ANGELL GALLERY is pleased to present A Few Stars in the Lake, the first Toronto solo exhibition by Vancouver-based painter Kyle Scheurmann. The exhibition runs from Thursday, October 10 to Saturday, November 9, 2019. An opening reception with the artist will be held on Thursday, October 10 at 7:00 p.m.
Anyone who regularly visits the Muskokas or Parry Sound will be familiar with Georgian Bay. Virtually a sixth Great Lake given its size and many islands – over 30,000 of them distributed across a watery surface nearly the size of Wales – Georgian Bay is part of Lake Huron and has seen habitation for approximately 11,000 years. It has also served as a site of inspiration for Canadian artists like the Group of Seven, who produced some of their most iconic images – including F.H. Varley's Stormy Weather, Georgian Bay (1921) – along its rugged shores.
Kyle Scheurmann shares with Varley time living and working in Ontario and British Columbia, including a recent residency on Georgian Bay, paddling around the islands. “For the first time, I saw all the tree and landscape shapes of the Group of Seven's paintings,” he says. “They're different than out west, so being there opened up new possibilities for my paintings' compositions.” Further possibilities resulted from the artist's recent move to Shawnigan Lake on Vancouver Island, where he has been scouting out sites where E.J. Hughes painted shortly after WW II. “Hughes is a well-known landscape painter in BC whose work was admired by the Group of Seven's Lawren Harris,” Scheurmann explains. “Hughes would often paint views from his canoe, so several of my paintings' compositions in this show take that vantage point of sitting in a canoe, or from pulling the canoe onto the bank."

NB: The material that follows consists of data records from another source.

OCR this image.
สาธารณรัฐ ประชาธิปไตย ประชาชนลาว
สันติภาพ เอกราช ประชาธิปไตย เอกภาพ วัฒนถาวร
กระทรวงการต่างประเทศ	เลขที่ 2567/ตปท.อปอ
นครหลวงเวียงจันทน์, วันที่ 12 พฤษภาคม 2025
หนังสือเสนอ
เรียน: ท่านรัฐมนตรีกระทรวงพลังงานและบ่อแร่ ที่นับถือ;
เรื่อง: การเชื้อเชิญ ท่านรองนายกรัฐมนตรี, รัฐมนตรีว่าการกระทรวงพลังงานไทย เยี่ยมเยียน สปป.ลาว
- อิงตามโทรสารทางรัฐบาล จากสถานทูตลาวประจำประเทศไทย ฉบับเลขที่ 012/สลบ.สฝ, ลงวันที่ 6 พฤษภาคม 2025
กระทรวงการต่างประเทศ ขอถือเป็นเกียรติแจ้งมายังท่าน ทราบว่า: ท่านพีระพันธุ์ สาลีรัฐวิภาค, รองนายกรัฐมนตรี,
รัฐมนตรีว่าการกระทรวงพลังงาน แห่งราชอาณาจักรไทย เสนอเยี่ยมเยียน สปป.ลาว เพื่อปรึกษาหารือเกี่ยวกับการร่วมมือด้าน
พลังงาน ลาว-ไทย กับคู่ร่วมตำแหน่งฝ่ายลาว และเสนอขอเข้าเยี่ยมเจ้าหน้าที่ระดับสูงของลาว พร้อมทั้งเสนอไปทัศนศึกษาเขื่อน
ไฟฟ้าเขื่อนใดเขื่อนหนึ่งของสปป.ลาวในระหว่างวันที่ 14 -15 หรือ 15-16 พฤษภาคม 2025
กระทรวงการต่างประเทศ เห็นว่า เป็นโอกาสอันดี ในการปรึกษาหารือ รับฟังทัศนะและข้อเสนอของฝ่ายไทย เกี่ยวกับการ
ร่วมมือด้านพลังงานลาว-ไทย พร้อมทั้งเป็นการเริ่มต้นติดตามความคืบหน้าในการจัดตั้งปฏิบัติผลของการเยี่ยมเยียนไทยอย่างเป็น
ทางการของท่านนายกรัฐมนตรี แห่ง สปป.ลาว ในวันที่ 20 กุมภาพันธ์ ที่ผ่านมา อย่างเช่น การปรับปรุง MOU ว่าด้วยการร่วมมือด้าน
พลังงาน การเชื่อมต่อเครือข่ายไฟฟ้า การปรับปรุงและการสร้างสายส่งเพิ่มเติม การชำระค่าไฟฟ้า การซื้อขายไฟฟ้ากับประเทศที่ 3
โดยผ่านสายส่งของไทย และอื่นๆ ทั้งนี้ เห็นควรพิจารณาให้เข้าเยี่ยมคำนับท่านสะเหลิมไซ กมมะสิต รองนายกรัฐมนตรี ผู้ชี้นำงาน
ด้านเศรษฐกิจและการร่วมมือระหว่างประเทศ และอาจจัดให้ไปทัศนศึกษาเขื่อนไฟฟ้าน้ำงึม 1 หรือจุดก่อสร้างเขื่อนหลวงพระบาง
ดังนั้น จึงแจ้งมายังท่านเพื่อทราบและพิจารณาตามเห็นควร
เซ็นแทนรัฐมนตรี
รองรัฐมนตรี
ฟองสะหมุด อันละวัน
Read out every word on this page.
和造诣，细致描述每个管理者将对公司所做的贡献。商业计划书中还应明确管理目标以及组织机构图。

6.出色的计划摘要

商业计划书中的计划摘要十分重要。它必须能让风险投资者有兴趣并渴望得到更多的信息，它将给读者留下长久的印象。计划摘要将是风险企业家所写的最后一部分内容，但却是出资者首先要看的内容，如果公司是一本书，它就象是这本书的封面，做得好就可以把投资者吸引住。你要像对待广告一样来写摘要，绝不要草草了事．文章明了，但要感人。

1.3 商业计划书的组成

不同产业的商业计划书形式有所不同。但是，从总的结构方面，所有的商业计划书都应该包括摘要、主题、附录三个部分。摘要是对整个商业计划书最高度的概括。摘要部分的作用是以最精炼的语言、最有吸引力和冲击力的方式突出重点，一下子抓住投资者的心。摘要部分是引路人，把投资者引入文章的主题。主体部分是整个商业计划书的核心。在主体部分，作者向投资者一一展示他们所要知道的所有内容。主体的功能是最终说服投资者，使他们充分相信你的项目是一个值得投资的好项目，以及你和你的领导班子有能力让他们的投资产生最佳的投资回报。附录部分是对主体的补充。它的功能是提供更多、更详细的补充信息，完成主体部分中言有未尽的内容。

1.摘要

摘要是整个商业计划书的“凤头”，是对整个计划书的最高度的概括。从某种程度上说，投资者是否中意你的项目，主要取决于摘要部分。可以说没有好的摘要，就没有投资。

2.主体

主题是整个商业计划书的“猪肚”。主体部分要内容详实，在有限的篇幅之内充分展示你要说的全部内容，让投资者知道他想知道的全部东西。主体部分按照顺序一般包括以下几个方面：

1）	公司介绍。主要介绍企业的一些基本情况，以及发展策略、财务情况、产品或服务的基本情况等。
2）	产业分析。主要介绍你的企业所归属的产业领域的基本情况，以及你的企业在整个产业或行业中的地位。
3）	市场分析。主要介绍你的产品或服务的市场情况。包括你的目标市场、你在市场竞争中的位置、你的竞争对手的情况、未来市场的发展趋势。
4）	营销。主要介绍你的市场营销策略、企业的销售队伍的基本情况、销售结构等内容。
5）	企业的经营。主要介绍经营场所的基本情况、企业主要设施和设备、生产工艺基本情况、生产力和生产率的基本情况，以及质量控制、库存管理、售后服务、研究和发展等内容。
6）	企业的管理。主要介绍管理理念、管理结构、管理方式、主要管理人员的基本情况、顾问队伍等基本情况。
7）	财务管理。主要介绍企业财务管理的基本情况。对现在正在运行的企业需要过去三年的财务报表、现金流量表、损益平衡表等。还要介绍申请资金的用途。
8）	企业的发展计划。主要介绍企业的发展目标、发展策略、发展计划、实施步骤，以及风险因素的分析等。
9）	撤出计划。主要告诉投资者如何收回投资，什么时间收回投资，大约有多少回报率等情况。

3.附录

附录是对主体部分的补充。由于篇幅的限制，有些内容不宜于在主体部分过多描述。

Scheurmann credits his appreciation for nature to family camping trips in Manitoba (his birthplace) and around Kenora, where his father is from. He settled on an art career by age 16, having seen Emily Carr’s paintings while growing up. But his inspiration does not come solely from Canada. Rather, Scheurmann produces “hybrid” landscapes with the forms, textures and colours stemming from a range of geographical and art-historical sources.
For example, last summer Scheurmann completed a residency in the Black Forest, just south of the birthplace of post-impressionist German painter Ludwig Kirchner, who Scheurmann cites as an inspiration along with Norwegian expressionist Edvard Munch and, closer to home, Kim Dorland. “The energy in the woods there felt different than British Columbia as the ecology has been completely transformed by anthropological histories,” he explains. “There are remnants of human intervention everywhere in the landscape.” Having direct encounters with different ecosystems is important to the artist, who wants to capture not just visual elements, but any non-visual cues the environment may be subtly conveying. “I remove specificity of place in my paintings to create living woods of my own fabrication,” he says. “The fluidity of the paint reflects the ever-transforming state of the earth and its ecosystems, so I'm not just capturing what I see, but what I sense.”